I tweaked the number of inputs to int(1e6) since that brings both scenarios to an OOM. But I don’t see that the checkpointing allows me to got to higher input dimensions.
Am I missing something?

Your autograd custom Function code looks fine. Saving to ctx via ctx.save_for_backward(*tensors) should be what you want.

However, when applying checkpointing, you do not want to apply it to the entire model, because during backward all the tensors intended to be saved for backward in that region would end up being materialized at once anyway.

To avoid the peak memory spike that you are still observing, you’ll want to apply checkpoint piece by piece so that during backward rematerialization also occurs piece by piece.

Ok, so then in this example, there is actually no benefit you get from activation checkpointing? Or how would you re-write this so that the peak memory consumption is reduced?

Also, I was wondering whether torch will avoid saving the tensors to the context of the function when gradient checkpointing is enabled.

Yes, checkpoint can interpose logic to avoid saving when you use the ctx.save_for_backward API

Ok, nice. Somewhat unrelated, but when calling ctx.save_for_backward, it doesn’t save tensors when I am in eval mode, right? Or do I have to take care of that explicitly?

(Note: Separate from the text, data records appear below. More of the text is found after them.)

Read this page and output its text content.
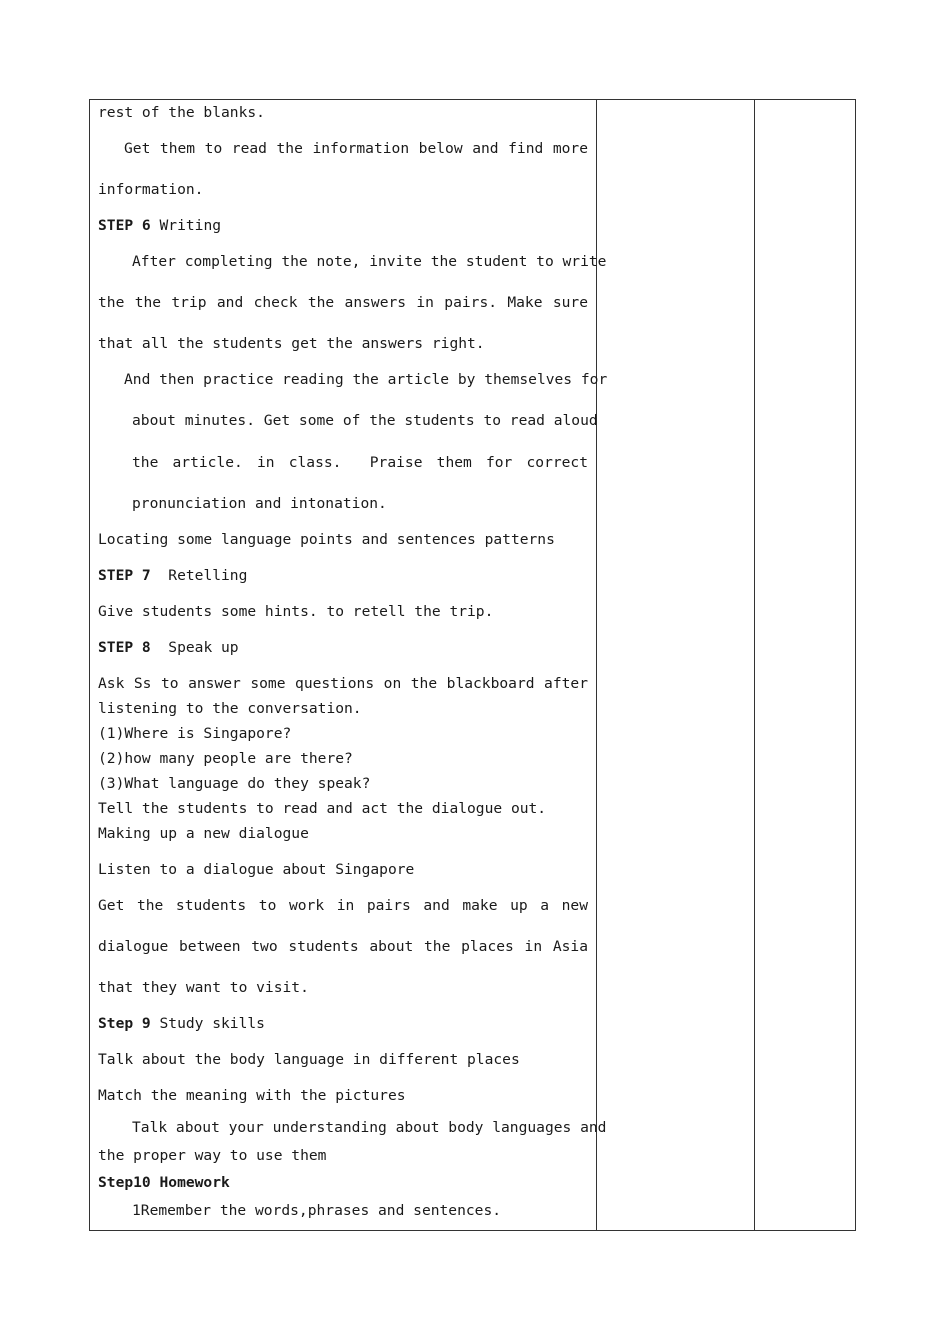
rest of the blanks.
Get them to read the information below and find more
information.
STEP 6 Writing
After completing the note, invite the student to write
the the trip and check the answers in pairs. Make sure
that all the students get the answers right.
And then practice reading the article by themselves for
about minutes. Get some of the students to read aloud
the article. in class.  Praise them for correct
pronunciation and intonation.
Locating some language points and sentences patterns
STEP 7 Retelling
Give students some hints. to retell the trip.
STEP 8 Speak up
Ask Ss to answer some questions on the blackboard after
listening to the conversation.
(1)Where is Singapore?
(2)how many people are there?
(3)What language do they speak?
Tell the students to read and act the dialogue out.
Making up a new dialogue
Listen to a dialogue about Singapore
Get the students to work in pairs and make up a new
dialogue between two students about the places in Asia
that they want to visit.
Step 9 Study skills
Talk about the body language in different places
Match the meaning with the pictures
Talk about your understanding about body languages and
the proper way to use them
Step10 Homework
1Remember the words,phrases and sentences.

Calling mod.eval() doesn’t actually disable recording of the autograd graph/saving for backward. You might be thinking of torch.no_grad, or mod.requires_grad_(False).
This might be of interest to you: Autograd mechanics — PyTorch 2.3 documentation

It’s tricky because there are few layers in this example, but maybe grouping the first linears into a single checkpoint call, and not checkpointing the last linear would be helpful.

Hi. Yes I forgot that we record the inputs in eval mode. In the meanwhile I solved my bug. It seems that everything is handled well when an autograd.Function is used. Thanks :slight_smile: